FOX 2's Tim Skubick reports Whitmer told her cabinet she will propose an increase of the gas tax a total of $0.45 cents per gallon. Currently, Michigan's gas tax is $0.26 cents. Whitmer's proposal would increase the tax 15 cents in the first six months, 15 cents in the next six months, and then another 15 cents in the year after, FOX 2 sources said.
The plan would bring the total gas tax from $0.26 per gallon to $0.71 per gallon.
The proposal requires legislative approval.
Further details of the plan were not known.
This plan is not that far off from what a bipartisan group of former legislative leaders suggested in January. Republican Ken Sikkema and Democrat Bob Emerson -- former Senate leaders -- proposed that Michigan roads could only be fixed by a gas tax of 47 cents per gallon.
On the same day, Michigan business leaders called for a tax increase to improve the roads, but officials stopped short of saying which plan they would support. Business Leaders for Michigan, a group of CEOs and university presidents, released a report Monday emphasizing the need for a big influx of road funding a day before Gov. Gretchen Whitmer proposes her first budget.

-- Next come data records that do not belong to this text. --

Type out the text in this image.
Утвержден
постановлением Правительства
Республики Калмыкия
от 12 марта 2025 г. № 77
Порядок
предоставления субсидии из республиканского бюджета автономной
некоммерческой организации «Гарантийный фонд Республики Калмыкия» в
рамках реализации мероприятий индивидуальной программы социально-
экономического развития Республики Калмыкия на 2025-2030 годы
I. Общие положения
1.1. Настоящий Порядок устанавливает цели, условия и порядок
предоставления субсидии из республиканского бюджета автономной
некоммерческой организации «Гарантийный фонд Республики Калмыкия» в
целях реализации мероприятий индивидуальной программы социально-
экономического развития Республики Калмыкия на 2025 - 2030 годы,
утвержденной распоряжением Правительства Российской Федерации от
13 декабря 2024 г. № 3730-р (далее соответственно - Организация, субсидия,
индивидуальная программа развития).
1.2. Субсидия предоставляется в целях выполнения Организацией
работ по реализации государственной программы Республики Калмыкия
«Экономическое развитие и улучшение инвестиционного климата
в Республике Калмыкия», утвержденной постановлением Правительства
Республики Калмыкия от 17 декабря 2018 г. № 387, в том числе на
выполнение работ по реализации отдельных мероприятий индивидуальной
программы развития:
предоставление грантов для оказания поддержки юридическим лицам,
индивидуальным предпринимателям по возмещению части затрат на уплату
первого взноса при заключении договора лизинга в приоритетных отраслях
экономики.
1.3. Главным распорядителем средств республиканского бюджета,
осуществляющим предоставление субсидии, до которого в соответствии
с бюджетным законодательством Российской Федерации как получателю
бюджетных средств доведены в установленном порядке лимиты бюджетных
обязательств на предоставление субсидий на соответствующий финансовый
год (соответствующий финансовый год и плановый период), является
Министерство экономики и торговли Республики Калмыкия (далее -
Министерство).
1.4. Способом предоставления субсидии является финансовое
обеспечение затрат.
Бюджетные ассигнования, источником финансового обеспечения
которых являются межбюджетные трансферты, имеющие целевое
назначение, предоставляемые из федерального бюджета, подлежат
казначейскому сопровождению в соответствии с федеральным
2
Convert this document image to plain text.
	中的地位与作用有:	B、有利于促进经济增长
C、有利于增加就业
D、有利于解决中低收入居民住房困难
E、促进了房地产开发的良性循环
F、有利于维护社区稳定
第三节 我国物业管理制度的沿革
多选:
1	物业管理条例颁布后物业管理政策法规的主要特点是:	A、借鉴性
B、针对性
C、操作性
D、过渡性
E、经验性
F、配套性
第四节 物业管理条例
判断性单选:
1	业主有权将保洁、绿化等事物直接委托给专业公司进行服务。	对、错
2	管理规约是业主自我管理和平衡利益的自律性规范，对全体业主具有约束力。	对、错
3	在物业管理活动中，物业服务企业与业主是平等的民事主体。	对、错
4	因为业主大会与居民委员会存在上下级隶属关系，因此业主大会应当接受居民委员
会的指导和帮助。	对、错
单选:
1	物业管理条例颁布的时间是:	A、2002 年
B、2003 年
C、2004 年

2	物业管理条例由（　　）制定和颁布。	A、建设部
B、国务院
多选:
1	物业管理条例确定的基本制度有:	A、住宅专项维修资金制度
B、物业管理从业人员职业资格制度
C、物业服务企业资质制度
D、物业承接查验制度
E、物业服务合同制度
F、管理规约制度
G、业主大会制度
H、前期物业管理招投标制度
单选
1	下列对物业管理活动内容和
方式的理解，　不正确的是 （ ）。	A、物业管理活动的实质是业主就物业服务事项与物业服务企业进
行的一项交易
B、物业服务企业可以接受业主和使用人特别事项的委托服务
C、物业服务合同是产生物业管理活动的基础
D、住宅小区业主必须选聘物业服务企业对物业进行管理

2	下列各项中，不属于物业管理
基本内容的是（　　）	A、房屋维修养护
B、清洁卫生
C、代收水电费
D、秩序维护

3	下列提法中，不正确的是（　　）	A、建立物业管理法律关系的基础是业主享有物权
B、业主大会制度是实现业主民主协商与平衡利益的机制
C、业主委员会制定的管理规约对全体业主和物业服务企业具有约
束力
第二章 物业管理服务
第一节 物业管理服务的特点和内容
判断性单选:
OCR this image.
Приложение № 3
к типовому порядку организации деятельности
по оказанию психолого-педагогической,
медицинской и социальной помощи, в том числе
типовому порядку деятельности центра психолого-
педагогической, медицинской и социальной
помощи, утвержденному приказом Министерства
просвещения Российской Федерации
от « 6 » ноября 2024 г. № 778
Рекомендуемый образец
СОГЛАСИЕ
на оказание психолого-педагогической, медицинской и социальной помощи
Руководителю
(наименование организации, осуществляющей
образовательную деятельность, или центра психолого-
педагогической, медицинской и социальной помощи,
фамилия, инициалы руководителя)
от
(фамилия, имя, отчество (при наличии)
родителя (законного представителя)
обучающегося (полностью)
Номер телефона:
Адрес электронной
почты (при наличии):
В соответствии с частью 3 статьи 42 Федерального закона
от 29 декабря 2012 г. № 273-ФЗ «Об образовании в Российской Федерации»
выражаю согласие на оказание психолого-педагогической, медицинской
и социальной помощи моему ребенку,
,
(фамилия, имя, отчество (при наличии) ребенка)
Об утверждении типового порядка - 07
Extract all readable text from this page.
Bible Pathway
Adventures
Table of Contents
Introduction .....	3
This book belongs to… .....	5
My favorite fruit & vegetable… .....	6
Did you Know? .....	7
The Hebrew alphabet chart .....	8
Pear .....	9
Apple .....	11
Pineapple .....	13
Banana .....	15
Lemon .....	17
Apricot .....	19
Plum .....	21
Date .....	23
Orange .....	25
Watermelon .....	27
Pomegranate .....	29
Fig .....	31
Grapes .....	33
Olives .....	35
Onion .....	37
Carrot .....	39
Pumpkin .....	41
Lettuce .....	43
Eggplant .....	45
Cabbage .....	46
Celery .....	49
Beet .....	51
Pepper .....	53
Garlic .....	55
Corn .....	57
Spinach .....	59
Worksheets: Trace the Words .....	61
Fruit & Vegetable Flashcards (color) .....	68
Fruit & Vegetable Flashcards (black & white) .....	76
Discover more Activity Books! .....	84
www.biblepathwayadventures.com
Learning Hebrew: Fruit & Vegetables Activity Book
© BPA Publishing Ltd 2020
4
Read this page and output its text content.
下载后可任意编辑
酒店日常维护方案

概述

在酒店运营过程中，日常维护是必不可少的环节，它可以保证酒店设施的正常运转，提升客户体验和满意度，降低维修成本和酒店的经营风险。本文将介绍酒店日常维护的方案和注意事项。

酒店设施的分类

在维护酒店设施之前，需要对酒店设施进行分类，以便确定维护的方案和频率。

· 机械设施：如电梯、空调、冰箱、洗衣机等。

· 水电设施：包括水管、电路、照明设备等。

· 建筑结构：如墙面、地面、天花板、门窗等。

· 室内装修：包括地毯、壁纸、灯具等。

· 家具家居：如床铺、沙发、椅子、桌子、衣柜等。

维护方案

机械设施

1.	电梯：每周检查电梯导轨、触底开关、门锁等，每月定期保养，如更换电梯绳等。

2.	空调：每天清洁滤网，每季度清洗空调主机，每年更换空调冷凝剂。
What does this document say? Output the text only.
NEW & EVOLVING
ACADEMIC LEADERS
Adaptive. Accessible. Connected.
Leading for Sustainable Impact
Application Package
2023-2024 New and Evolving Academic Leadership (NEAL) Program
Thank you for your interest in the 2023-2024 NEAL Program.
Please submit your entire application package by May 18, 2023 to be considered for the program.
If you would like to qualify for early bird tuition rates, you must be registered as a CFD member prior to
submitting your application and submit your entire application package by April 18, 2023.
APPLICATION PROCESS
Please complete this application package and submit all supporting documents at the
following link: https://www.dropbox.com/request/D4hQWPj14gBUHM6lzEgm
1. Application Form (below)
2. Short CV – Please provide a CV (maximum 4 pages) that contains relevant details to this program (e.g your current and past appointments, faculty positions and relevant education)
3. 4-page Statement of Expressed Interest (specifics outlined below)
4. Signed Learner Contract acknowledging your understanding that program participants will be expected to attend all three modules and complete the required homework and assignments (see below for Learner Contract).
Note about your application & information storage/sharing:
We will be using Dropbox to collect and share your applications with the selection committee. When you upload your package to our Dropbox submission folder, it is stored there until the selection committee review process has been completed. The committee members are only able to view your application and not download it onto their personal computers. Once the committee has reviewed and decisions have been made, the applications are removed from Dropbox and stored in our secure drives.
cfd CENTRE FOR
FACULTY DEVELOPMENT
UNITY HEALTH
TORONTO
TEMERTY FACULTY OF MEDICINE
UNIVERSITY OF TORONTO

The business group stopped short of backing a specific plan other than to say it is open to increased user fees. BLM President and CEO Doug Rothwell says it could be a gas tax hike.
He says the roads are an "embarrassment" and they will only get worse and become more expensive to fix unless lawmakers act. Whitmer is expected to propose a multibillion-dollar boost in road funding to the Republican-led Legislature.
Michigan roads were a huge focus of Whitmer's campaign and her four-word slogan resonated with viewers: "Fix the damn roads".
From 2017-21, $1.2 billion a year is being spent to repair the broken roads. You pay for it every time you fill up at the gas station and renew your registration. A big chunk will also come from the general fund, but $1.2 billion is only a bandage.
Whitmer ran on a promise to change all that. Whitmer said in November after being elected Governor that there were two ways to get it done: work with legislators to get the road funding done or ask voters to approve a bond plan.
Governor Whitmer also has said she believes fixing the roads will also drive a successful economy and create jobs.
"We can attract the jobs of the future we can keep our kids here in Michigan," then-candidate Whitmer said last April. "We can make this the state that others move to for opportunities but we have to get our house in order so let's get to work."
Information from the Associated Press was used in this report.